All the above considerations stay in line with the concept of an exclusive modality of estrogen action in spermatozoa. It can be assumed that estrogen sensitivity depends on the availability of ESRs and their coregulators. Several groups have tried to detect ESRs in sperm to clarify the role of estrogens on spermatozoa. Unfortunately, the results are not always consistent. It may be because several splice variants of the described ESRs, particularly ESR2, are either insufficiently characterized or detected using various methodologies or/and antibodies of different origins. Therefore, it cannot be excluded that an uncharacterized protein sharing homology with ESR2 exists and may cross-react with ESR2 antibodies [27]. Of important note, apart from the well-known classical ESRs and GPER, other novel membrane-associated proteins have been considered estrogen receptors, including estrogen-related receptors, saxiphilin-binding protein, ER-X, ER-x, and putative membrane estrogen receptors. Among many ER-X’s features, those worth mentioning in the context of this discussion are as follows: it has a high affinity for binding estradiol; it has sequence homology to ESR1; it can activate extracellular signal-regulated kinases ERK1/2. ER-x is characterized as a membrane receptor with the ability to mediate estrogen responses in some breast cancer cell lines and, therefore, can influence apoptosis, transcriptional regulation, and growth factor signaling. However, as a consensus has not been reached concerning the definition of an ESR, it is still debatable whether these proteins could be considered estrogen receptors [45,46,47,48,49,50].

Although the key role of estrogens in the male reproductive system has been substantiated, findings regarding estrogens’ impact on sperm biology are inconclusive. It seems that ESR1, ESR2, PELP1, and SRC may be involved in several molecular pathways concerning estrogen signaling in sperm cells by controlling different activities throughout the spermatozoa lifecycle, positively and negatively influencing their biology. However, unveiling all aspects of their interactions and associations with sperm biology requires further assessment. Since male infertility concerns the interplay of thousands of genes, proteins, and metabolites, it is crucial to investigate other molecular targets that could serve as new biomarkers [1,2,3]. Establishing the dependencies within estrogen signaling in sperm cells could help answer several questions concerning idiopathic infertility.
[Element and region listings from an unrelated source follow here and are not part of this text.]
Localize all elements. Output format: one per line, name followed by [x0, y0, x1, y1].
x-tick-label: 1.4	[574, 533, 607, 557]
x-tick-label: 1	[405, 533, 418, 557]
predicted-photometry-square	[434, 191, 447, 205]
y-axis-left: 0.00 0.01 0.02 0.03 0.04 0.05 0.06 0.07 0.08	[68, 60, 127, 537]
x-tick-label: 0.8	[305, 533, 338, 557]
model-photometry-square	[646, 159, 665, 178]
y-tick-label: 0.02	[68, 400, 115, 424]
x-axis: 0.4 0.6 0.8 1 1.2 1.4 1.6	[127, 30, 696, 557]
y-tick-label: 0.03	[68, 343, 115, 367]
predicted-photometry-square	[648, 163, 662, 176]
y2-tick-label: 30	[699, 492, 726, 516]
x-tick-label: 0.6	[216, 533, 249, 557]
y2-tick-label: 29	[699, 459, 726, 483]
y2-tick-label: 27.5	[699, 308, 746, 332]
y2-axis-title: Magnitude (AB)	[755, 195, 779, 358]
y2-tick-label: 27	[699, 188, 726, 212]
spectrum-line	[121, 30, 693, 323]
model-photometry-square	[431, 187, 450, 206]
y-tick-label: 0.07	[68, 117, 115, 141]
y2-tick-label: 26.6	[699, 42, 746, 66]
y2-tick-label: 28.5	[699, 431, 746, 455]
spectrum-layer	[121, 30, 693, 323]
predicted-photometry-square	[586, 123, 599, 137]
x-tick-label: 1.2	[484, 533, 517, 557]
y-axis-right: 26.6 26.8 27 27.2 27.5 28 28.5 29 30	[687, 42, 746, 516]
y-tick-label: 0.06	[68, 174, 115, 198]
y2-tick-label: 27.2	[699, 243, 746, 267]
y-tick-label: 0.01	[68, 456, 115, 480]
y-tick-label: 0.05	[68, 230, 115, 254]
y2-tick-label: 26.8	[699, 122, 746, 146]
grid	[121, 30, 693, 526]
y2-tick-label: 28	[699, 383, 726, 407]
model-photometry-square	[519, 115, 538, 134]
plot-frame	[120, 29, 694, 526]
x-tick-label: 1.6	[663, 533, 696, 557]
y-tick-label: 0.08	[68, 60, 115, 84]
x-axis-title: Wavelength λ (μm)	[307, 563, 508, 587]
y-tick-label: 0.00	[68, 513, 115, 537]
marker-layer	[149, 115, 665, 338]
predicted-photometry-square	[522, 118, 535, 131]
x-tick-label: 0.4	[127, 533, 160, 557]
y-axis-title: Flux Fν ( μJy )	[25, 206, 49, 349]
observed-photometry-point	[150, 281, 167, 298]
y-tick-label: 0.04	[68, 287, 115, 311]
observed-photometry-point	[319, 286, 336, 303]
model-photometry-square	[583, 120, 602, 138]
In this paper, we confirmed the presence of ESR1, ESR2, PELP1, and SRC transcripts and proteins in the ejaculated spermatozoa. We analyzed potential mRNA and protein expression relations of molecules involved in ESR-mediated signaling pathways, such as ESR1, ESR2, and their coregulators, including PELP1 and SRC kinase.
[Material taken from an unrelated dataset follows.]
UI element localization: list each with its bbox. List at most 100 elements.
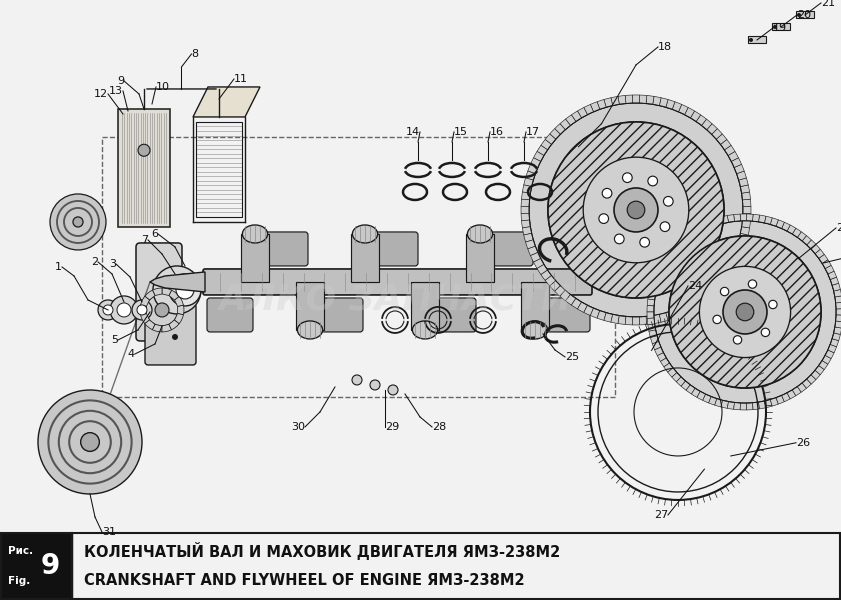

Our findings suggest that ESR1, ESR2, PELP1, and SRC may be involved in several molecular pathways concerning estrogen signaling in sperm cells, which can control various activities throughout the spermatozoa life cycle. To a small extent, expression of SRC and PELP1 was linked with the sperm parameters in comparison to ESRs differed levels in subgroups of participants with normal and abnormal values of particular semen parameters. It seems that not the expression of a single gene may affect the sperm quality but more gene-to-gene mutual ratio. The phenomenon of genes relation could be linked with their mutual interactions or other molecules that play important roles in the estrogen-signaling pathways. Characterization of estrogen-signaling pathway-related genes’ modulated expression in sperm cells could aid in better understanding sperm biology and quality. Further colocalization studies would need to be performed to establish the particular relationships between these proteins.